The body blank was a 1-3/4" thick piece of bass wood cut to 14" x 22" dimensions, which was supplied by my friend Art at Carrousel Works, the greatest carrousel producing company on the planet.  Why bass wood?  Because it is easy to carve, doesn't splinter, and has a nice even grain to it.  The perfect basis for an novice carver.

So, now came the drawing of a 'big' foot to fit the plank.  I didn't want just a foot, I wanted something that is a little different, which wasn't tough to pencil out -- it took me only about five minutes for the basic design, and another ten to pencil in the toenails and top relief design.

Now, to the technical stuff for the drawing.  Determine the desired neck position and shape.  Mark the center line on the body, so the bridge can be properly placed.  Then the pickup locations fall into place, because I used only the neck and bridge positions.  Once that was done, the pots and jack was easy.

Thanks to a well equipped shop, I was able to easily cut the necessary openings and recesses with Forstner bits in my drill press, and finish off the openings with a chisel.

Of course, the cavities had to be covered, so it was time to draw a scratch plate design, which was simple -- I had the other drawing to use as a reference.  The design was transferred to a 1/8" sheet of maple and cut on the trusty band saw, along with the body.  Voila, I got the preliminary makin's for a guitar body.

It's time to start carving.  I found the little Millers Falls carving tools I purchased at a swap meet years ago, sharpened them, and went to work.
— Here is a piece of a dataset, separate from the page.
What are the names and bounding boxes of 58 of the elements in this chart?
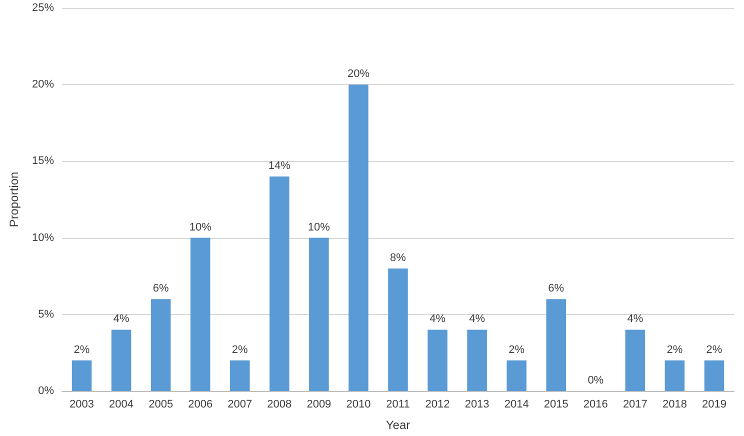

Little did I know that long ago that I would use them first for a guitar, truthfully, I don't even know why I bought them.  Tools acquisition is a guy thing, just like collecting guitars -- ask my friend Ty who owns GuitarFuel, who coined the phrase G.A.S. (Guitar Acquisition Syndrome).

Carving the front and the back of the body took me about 15 hours.  I think if I do another, it will be a smoother go, because I learned a few things and I feel a lot more comfortable with the whole process.  And, there will be another, probably not a foot (unless someone has enough long lean green), but certainly something interesting.

The carving and sanding is finally done, and the fitting of pieces is complete, so it's now time for the finishing. I chose golden oak stain for the body, leaving the toenails to be a bit lighter in tone (mineral spirits with oak stain added to reach just the right color).  Mahogany stain provided the desired contrast for the flame-like relief on the top.  And, the maple scratch plate got a diluted mixture of the oak stain.  The logo and hand painted name were added to the headstock, to complete things. Once I was satisfied with this, it was on to six coats of poly sanded with 1000 grit paper between each coat.

Parts were assembled and polish applied, and it's now time to fire it up on the amp.

Wow, it sounded great and played as smooth as butter.  I got lucky, I guess.  But, maybe my boys were right.